SahAssar 2 days ago|||
Tabular data? Tables have a purpose, it's just that people misused them for layout purposes.
loloquwowndueo 2 days ago||
To be fair, we did that when there wasn’t much choice for laying out web pages other than using tables. I was there!
cogman10 2 days ago|||
Especially in ways that worked cross browser.

Young folk don't understand just how wildly different IE5 was to the Netscape or the Mozilla browser. Or just how bad Javascript was when it started to be used on the internet.

I've lived through and seen the evolution. For all the shit the JS community takes for constantly revving frameworks, it's 1000x easier to make a website that looks the same regardless of browser due to a lot of these frameworks and browsers themselves evolving.

dvratil 2 days ago|||
It's not that long ago that tables were the only reliable layout tool for HTML emails (mostly due to Outlook supporting only very limited subset of CSS).
theandrewbailey 2 days ago|||
How about displaying data in rows and columns, like records in a database? Or have you forgotten SQL, because you retrieve JSON from your 1000 NoSQL microservices?
dtagames 1 day ago||
Rows and columns are exactly what grid was added to CSS for.
theandrewbailey 1 day ago|||
Using only CSS for tabular row and column data is just as wrong as using tables for layout. There are legit reasons for using <table> today that can't be replicated by CSS. Namely, CSS doesn't confer the same semantic meaning into markup that <table> does.

Compare https://developer.mozilla.org/en-US/docs/Web/HTML/Reference/...

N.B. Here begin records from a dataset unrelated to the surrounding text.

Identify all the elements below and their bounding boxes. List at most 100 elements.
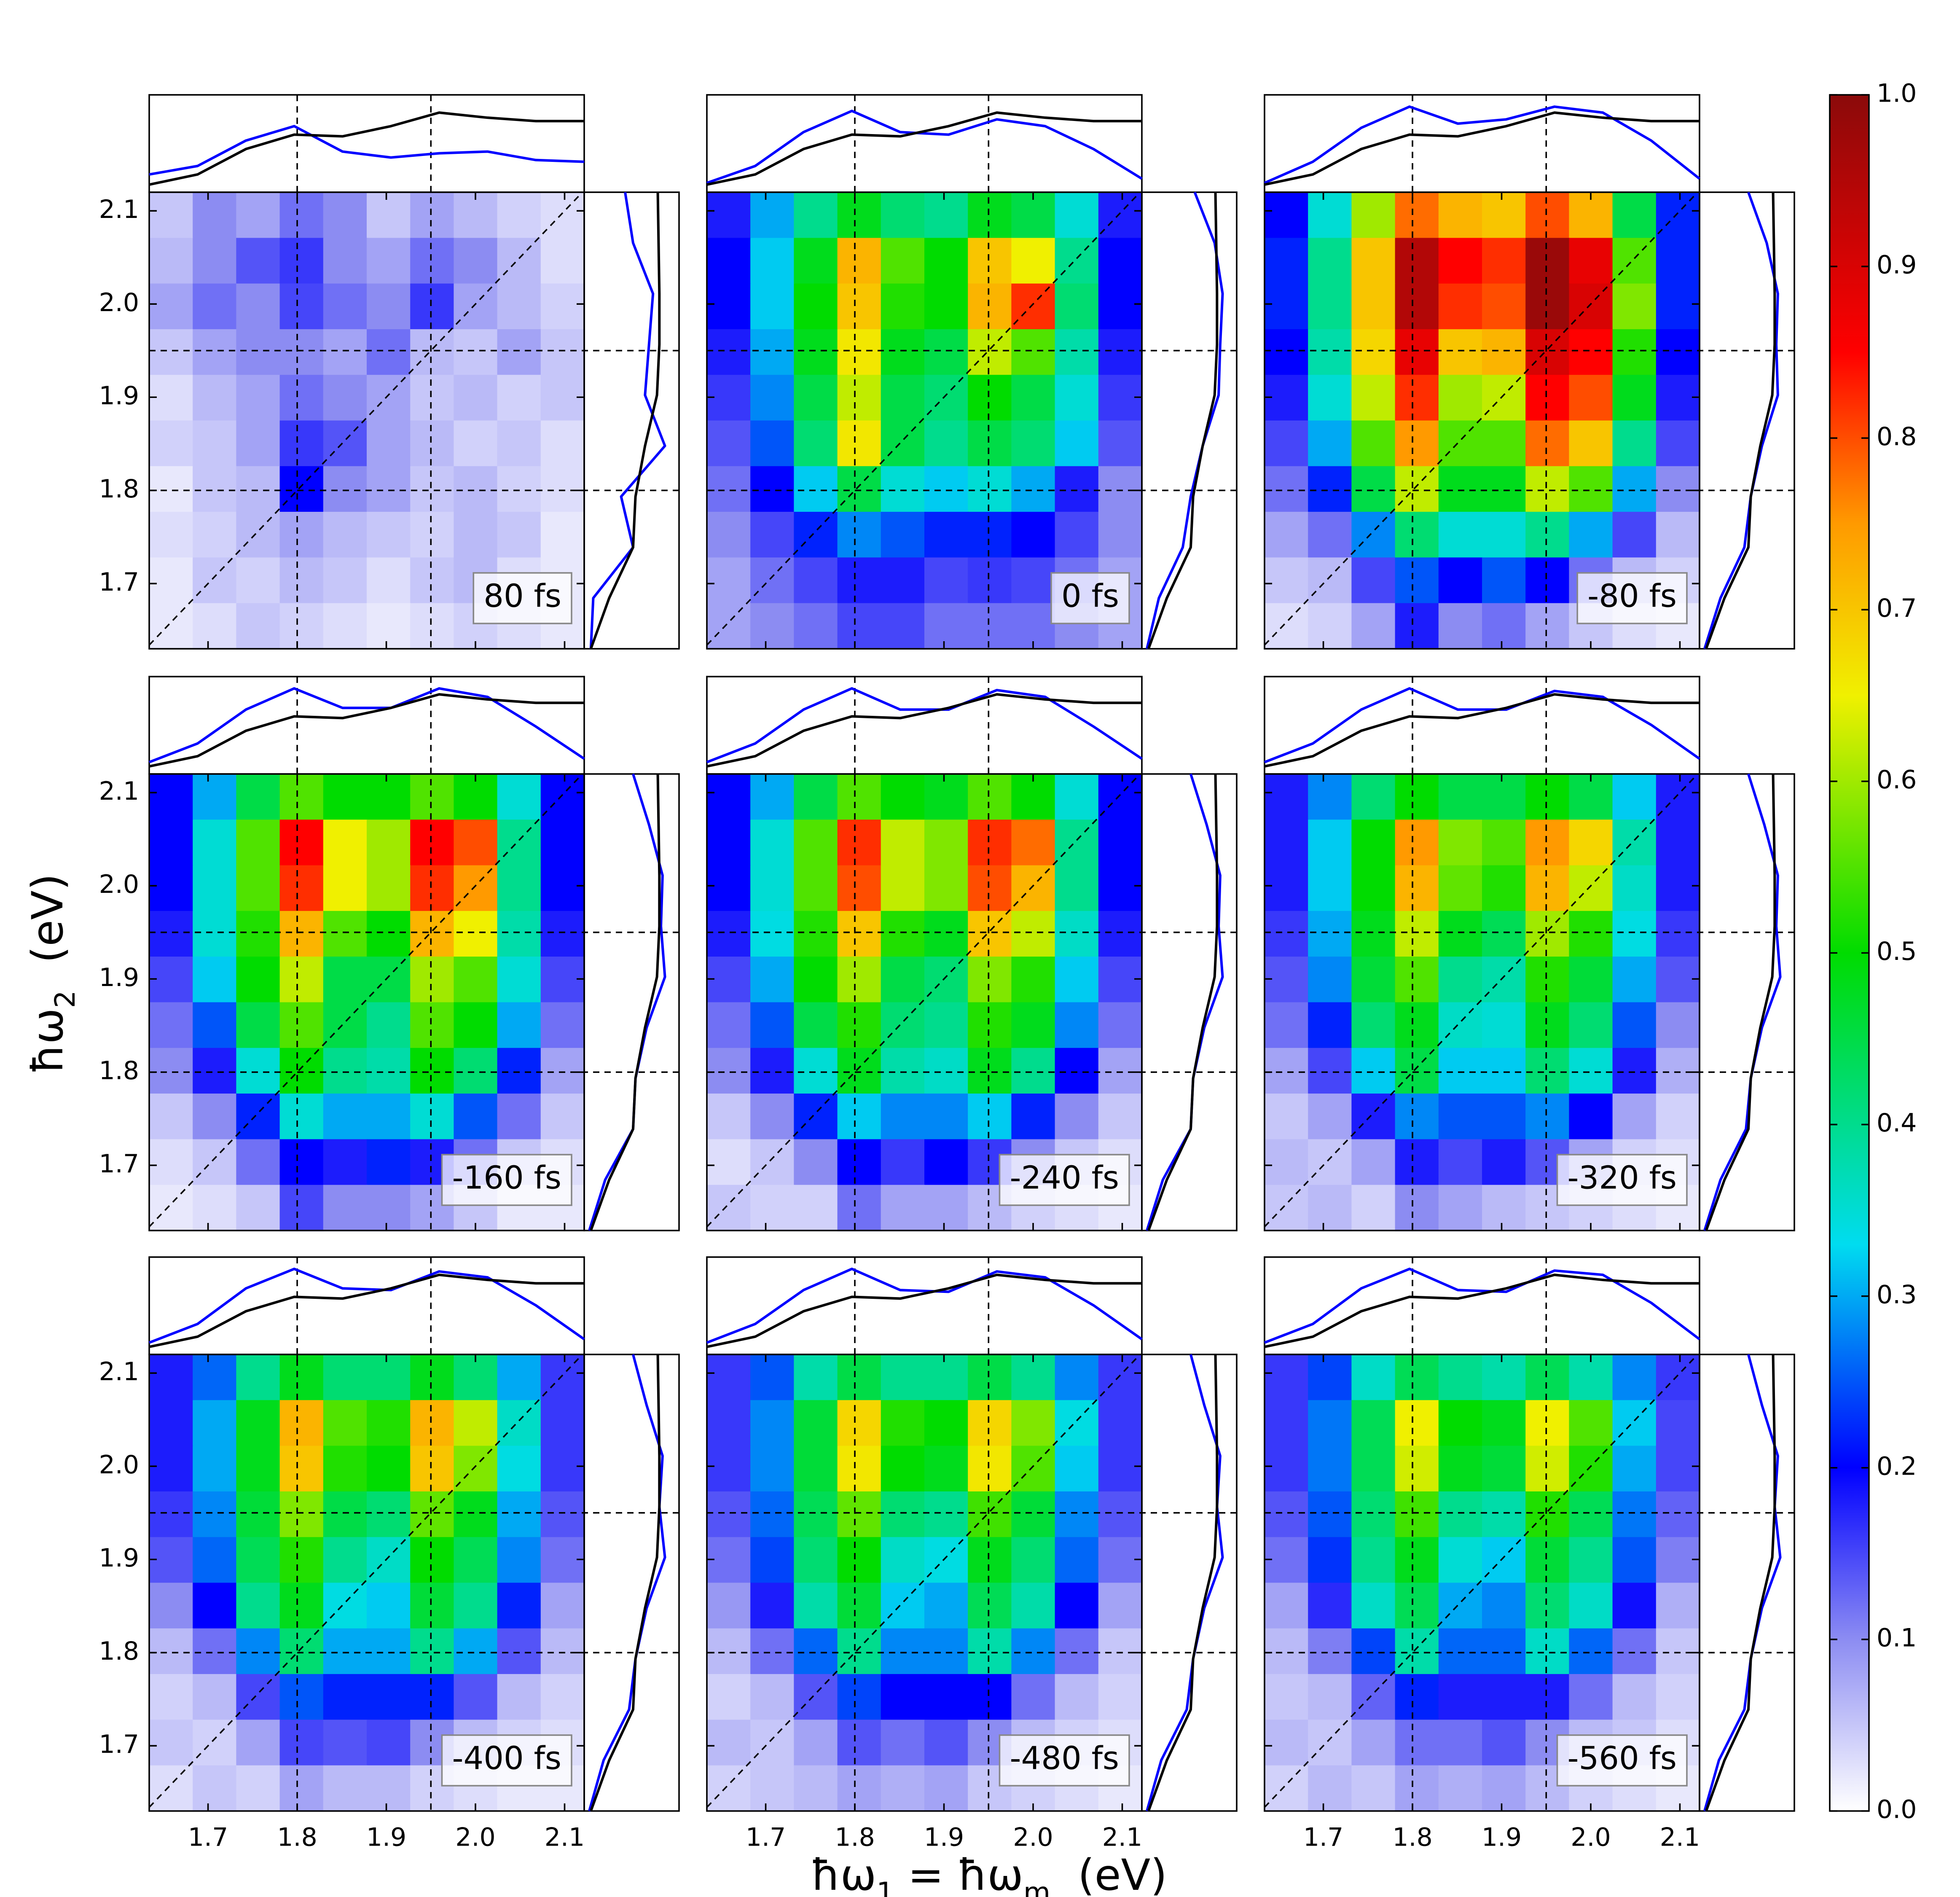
heatmap-cell [1055, 1354, 1099, 1401]
heatmap-cell [410, 820, 455, 866]
heatmap-cell [1308, 1674, 1353, 1721]
heatmap-cell [1351, 1002, 1396, 1049]
heatmap-cell [1656, 1446, 1700, 1492]
heatmap-cell [540, 283, 585, 330]
heatmap-cell [1438, 774, 1483, 821]
heatmap-cell [1011, 1002, 1056, 1049]
heatmap-cell [1098, 1628, 1143, 1675]
heatmap-cell [1308, 512, 1353, 559]
heatmap-cell [707, 238, 751, 285]
panel-label: -560 fs [1567, 1740, 1677, 1777]
heatmap-cell [236, 911, 281, 957]
right-marginal-curve [1705, 1354, 1776, 1812]
heatmap-cell [540, 1354, 585, 1401]
top-marginal-curve [1264, 1274, 1700, 1348]
heatmap-cell [750, 1720, 795, 1766]
heatmap-cell [236, 1628, 281, 1675]
heatmap-cell [1011, 1048, 1056, 1094]
heatmap-cell [1569, 512, 1614, 559]
heatmap-cell [1265, 1491, 1309, 1538]
heatmap-cell [1612, 238, 1657, 285]
heatmap-cell [794, 1628, 838, 1675]
heatmap-cell [794, 1537, 838, 1584]
heatmap-cell [1656, 420, 1700, 467]
heatmap-cell [497, 1583, 542, 1629]
heatmap-cell [794, 329, 838, 376]
heatmap-cell [881, 1185, 925, 1231]
heatmap-cell [1351, 865, 1396, 912]
heatmap-cell [236, 1048, 281, 1094]
heatmap-cell [1308, 420, 1353, 467]
heatmap-cell [193, 1185, 237, 1231]
heatmap-cell [1351, 375, 1396, 422]
heatmap-cell [1098, 1583, 1143, 1629]
heatmap-cell [837, 1765, 882, 1812]
heatmap-cell [193, 957, 237, 1003]
heatmap-cell [1569, 329, 1614, 376]
top-marginal-curve [706, 693, 1142, 768]
heatmap-cell [497, 192, 542, 239]
heatmap-cell [367, 1765, 411, 1812]
heatmap-cell [193, 1537, 237, 1584]
heatmap-cell [924, 911, 969, 957]
right-marginal-frame [1141, 1354, 1238, 1812]
heatmap-cell [540, 1048, 585, 1094]
top-marginal-frame [148, 1256, 585, 1355]
heatmap-cell [881, 329, 925, 376]
heatmap-cell [837, 557, 882, 604]
heatmap-cell [881, 774, 925, 821]
heatmap-cell [1351, 1583, 1396, 1629]
heatmap-cell [881, 1491, 925, 1538]
heatmap-cell [1308, 1628, 1353, 1675]
heatmap-cell [1055, 1048, 1099, 1094]
heatmap-cell [1308, 1491, 1353, 1538]
heatmap-cell [410, 603, 455, 650]
heatmap-cell [750, 911, 795, 957]
heatmap-cell [540, 865, 585, 912]
heatmap-cell [497, 1537, 542, 1584]
heatmap-cell [881, 466, 925, 513]
heatmap-cell [1351, 420, 1396, 467]
heatmap-cell [1438, 192, 1483, 239]
heatmap-cell [1438, 911, 1483, 957]
heatmap-cell [837, 283, 882, 330]
y-tick-label: 1.9 [99, 1543, 139, 1573]
heatmap-cell [323, 774, 368, 821]
heatmap-cell [968, 1354, 1012, 1401]
heatmap-cell [454, 1400, 498, 1447]
heatmap-cell [794, 957, 838, 1003]
heatmap-cell [794, 283, 838, 330]
heatmap-cell [968, 557, 1012, 604]
heatmap-cell [1438, 420, 1483, 467]
x-tick-label: 2.0 [455, 1823, 495, 1852]
heatmap-cell [410, 957, 455, 1003]
heatmap-cell [750, 283, 795, 330]
heatmap-cell [924, 512, 969, 559]
heatmap-cell [410, 420, 455, 467]
heatmap-cell [968, 192, 1012, 239]
heatmap-cell [497, 420, 542, 467]
heatmap-cell [1265, 1094, 1309, 1140]
heatmap-cell [540, 820, 585, 866]
heatmap-cell [1351, 512, 1396, 559]
x-tick-label: 1.9 [924, 1823, 964, 1852]
heatmap-cell [1011, 1094, 1056, 1140]
heatmap-cell [193, 774, 237, 821]
heatmap-cell [1265, 1537, 1309, 1584]
heatmap-cell [794, 603, 838, 650]
heatmap-cell [924, 1583, 969, 1629]
heatmap-cell [707, 1354, 751, 1401]
heatmap-cell [707, 1491, 751, 1538]
heatmap-cell [837, 512, 882, 559]
heatmap-cell [1656, 911, 1700, 957]
heatmap-cell [1011, 512, 1056, 559]
heatmap-cell [1482, 283, 1526, 330]
heatmap-cell [924, 420, 969, 467]
heatmap-cell [1656, 512, 1700, 559]
heatmap-cell [1011, 1491, 1056, 1538]
right-marginal-curve [1705, 774, 1776, 1231]
heatmap-cell [454, 1583, 498, 1629]
heatmap-cell [881, 1674, 925, 1721]
heatmap-cell [968, 957, 1012, 1003]
heatmap-cell [367, 1048, 411, 1094]
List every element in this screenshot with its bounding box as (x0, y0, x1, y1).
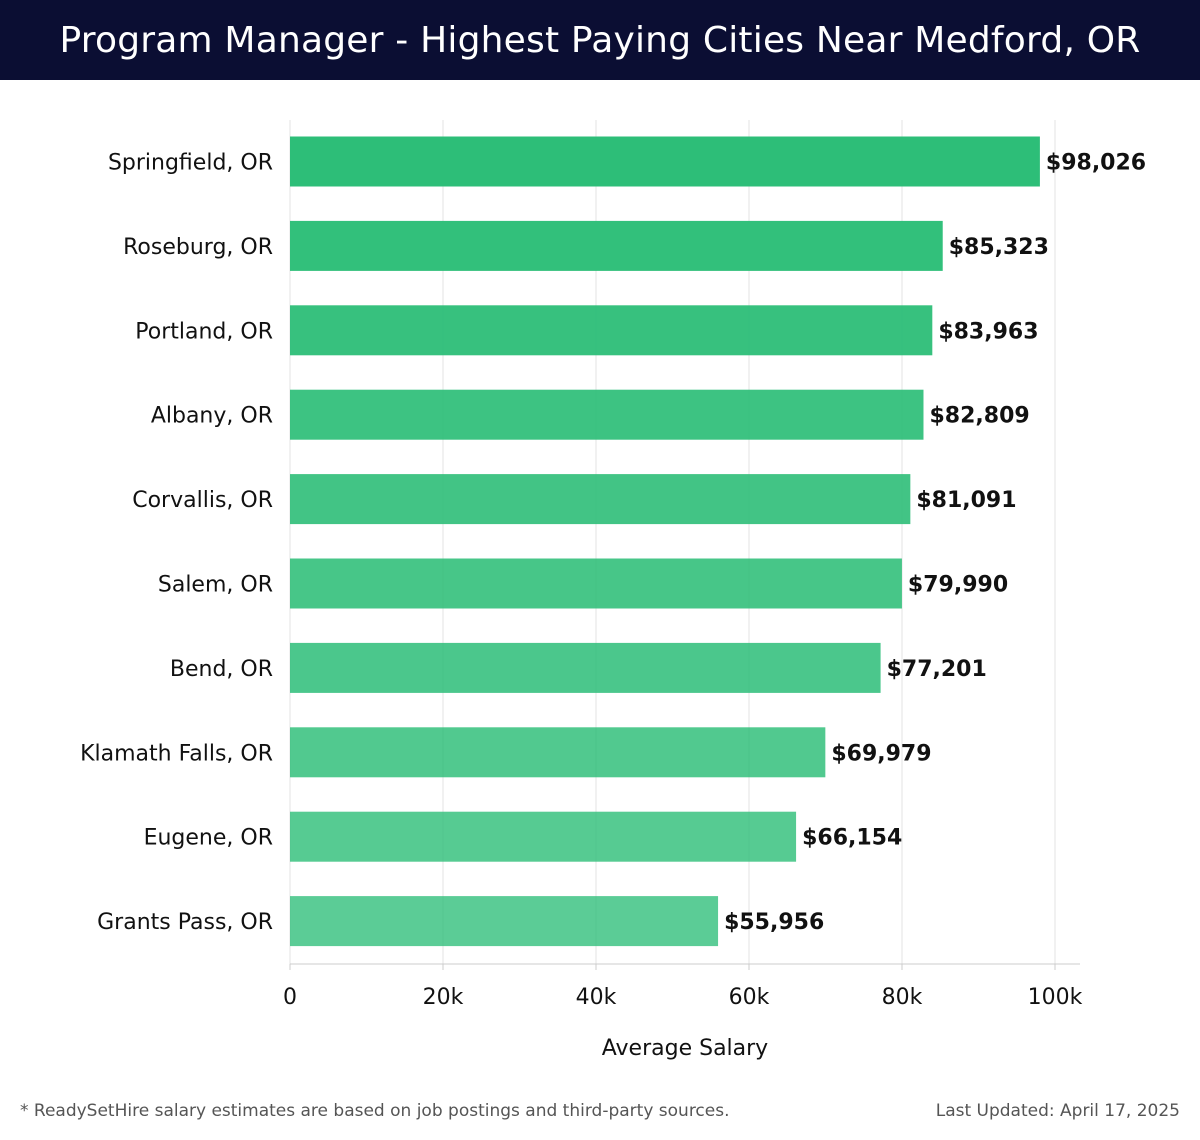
category-label: Klamath Falls, OR (80, 741, 273, 766)
category-label: Springfield, OR (108, 151, 273, 176)
bar-8 (290, 811, 797, 862)
bar-7 (290, 727, 826, 778)
bar-3 (290, 389, 924, 440)
value-label: $98,026 (1046, 151, 1146, 176)
x-tick-label: 0 (283, 985, 297, 1010)
category-label: Albany, OR (151, 404, 273, 429)
x-tick-label: 40k (576, 985, 617, 1010)
value-label: $81,091 (916, 488, 1016, 513)
axis-layer: 0 20k 40k 60k 80k 100k Average Salary (283, 963, 1083, 1061)
bar-9 (290, 896, 719, 947)
category-label: Roseburg, OR (123, 235, 273, 260)
bar-5 (290, 558, 902, 609)
chart-header: Program Manager - Highest Paying Cities … (0, 0, 1200, 80)
category-label: Salem, OR (158, 573, 273, 598)
x-axis-title: Average Salary (602, 1036, 768, 1061)
x-tick-label: 20k (423, 985, 464, 1010)
bar-2 (290, 305, 933, 356)
bar-layer (290, 136, 1040, 947)
value-label: $79,990 (908, 573, 1008, 598)
value-label: $69,979 (831, 741, 931, 766)
value-label: $83,963 (938, 319, 1038, 344)
bar-6 (290, 642, 881, 693)
value-label: $85,323 (949, 235, 1049, 260)
bar-0 (290, 136, 1040, 187)
salary-bar-chart: Springfield, OR $98,026 Roseburg, OR $85,32… (80, 120, 1146, 1061)
bar-1 (290, 220, 943, 271)
bar-4 (290, 474, 911, 525)
value-label: $82,809 (929, 404, 1029, 429)
last-updated: Last Updated: April 17, 2025 (935, 1101, 1180, 1121)
category-label: Grants Pass, OR (97, 910, 273, 935)
value-label: $77,201 (887, 657, 987, 682)
label-layer: Springfield, OR $98,026 Roseburg, OR $85,32… (80, 151, 1146, 936)
category-label: Bend, OR (170, 657, 273, 682)
value-label: $55,956 (724, 910, 824, 935)
category-label: Eugene, OR (144, 826, 273, 851)
footnote: * ReadySetHire salary estimates are base… (20, 1101, 730, 1121)
value-label: $66,154 (802, 826, 902, 851)
chart-title: Program Manager - Highest Paying Cities … (59, 19, 1141, 61)
category-label: Corvallis, OR (132, 488, 273, 513)
x-tick-label: 60k (729, 985, 770, 1010)
category-label: Portland, OR (135, 319, 273, 344)
x-tick-label: 100k (1028, 985, 1083, 1010)
x-tick-label: 80k (882, 985, 923, 1010)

with https://developer.mozilla.org/en-US/docs/Web/CSS/CSS_grid_la...

joquarky 1 day ago|||
I'd hate to hear that on a screen reader.
pikuseru 2 days ago|||
They’re probably still quite useful for displaying tabular data - there’s also semantics involved, it’s not primarily just a layout mechanism.
nophunphil 2 days ago||
I agree with many other replies here, specifically about accessibility. Once I learned how to use a screen reader, it was eye-opening. So many web applications are utterly broken for users with assistive technologies.

Tables built with flex and grid absolutely can be made accessible with WAI-ARIA, but native table elements are harder to mess up.